The obstinate little rowboat rounded the island, and then,—a cry from Frances! “Oh, Jean, there come the canoes! Go into shore, quick!”

Jean looked over her shoulder. A quarter of a mile up the lake she could see Big Pine Camp and the crowd of boats. But between the girls and their goal four canoes were shooting toward them. Jean pulled with all her might to bring the boat nearer the island. On came the canoes, rounded the stake-boat, and shot down the lake again. It was the race of the younger boys.

“Oh, dear! We won’t be in time!” sighed Jean. She rowed desperately, with aching arms and back, but before she had cleared a quarter of the distance that lay before her, the first race was over and another had begun.

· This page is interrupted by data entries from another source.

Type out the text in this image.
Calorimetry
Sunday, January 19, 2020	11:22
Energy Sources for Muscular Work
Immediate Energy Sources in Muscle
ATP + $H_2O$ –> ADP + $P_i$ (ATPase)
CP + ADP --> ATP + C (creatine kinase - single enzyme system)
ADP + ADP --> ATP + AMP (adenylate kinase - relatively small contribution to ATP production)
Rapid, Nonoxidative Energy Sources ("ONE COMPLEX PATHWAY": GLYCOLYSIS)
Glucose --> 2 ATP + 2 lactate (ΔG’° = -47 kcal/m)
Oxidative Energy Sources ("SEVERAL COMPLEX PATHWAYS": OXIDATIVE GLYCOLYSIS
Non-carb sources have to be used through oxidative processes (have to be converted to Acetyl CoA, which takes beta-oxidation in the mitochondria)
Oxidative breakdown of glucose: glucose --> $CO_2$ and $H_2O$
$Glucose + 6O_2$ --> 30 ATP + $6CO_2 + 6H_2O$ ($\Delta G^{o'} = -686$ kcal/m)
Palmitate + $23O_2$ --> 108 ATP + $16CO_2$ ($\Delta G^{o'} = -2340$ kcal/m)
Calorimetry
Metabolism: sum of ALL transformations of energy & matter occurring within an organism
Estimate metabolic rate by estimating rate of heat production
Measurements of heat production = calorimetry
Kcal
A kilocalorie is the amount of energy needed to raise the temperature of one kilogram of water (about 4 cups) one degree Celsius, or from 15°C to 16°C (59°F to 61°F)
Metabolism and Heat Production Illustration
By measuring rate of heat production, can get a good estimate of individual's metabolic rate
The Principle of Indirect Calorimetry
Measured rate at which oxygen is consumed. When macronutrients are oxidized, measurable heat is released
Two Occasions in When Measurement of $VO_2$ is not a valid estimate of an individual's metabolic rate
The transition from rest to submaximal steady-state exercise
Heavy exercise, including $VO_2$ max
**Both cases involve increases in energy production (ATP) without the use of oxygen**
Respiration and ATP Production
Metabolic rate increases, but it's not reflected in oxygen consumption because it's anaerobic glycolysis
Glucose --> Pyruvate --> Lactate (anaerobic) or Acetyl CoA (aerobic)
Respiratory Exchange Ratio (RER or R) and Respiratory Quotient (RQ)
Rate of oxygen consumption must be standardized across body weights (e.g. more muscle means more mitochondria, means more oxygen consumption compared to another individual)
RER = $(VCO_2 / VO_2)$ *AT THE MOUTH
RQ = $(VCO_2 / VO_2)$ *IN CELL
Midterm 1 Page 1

“Good gracious! The motor boats are coming now!” screamed Frances, and Jean looked again.

A friend of the Hamiltons had lately lent them a motor boat, and in this race Court and Jack with the Shark and Tom Clinton with his Lightning were the competitors. Now the Shark and the Lightning came rushing down upon the frightened girls. Jean tried to turn in toward the mainland, but in her excitement she pulled on the wrong oar. Frances was shouting at her, her brain was in a whirl, and the boat was gyrating in every direction.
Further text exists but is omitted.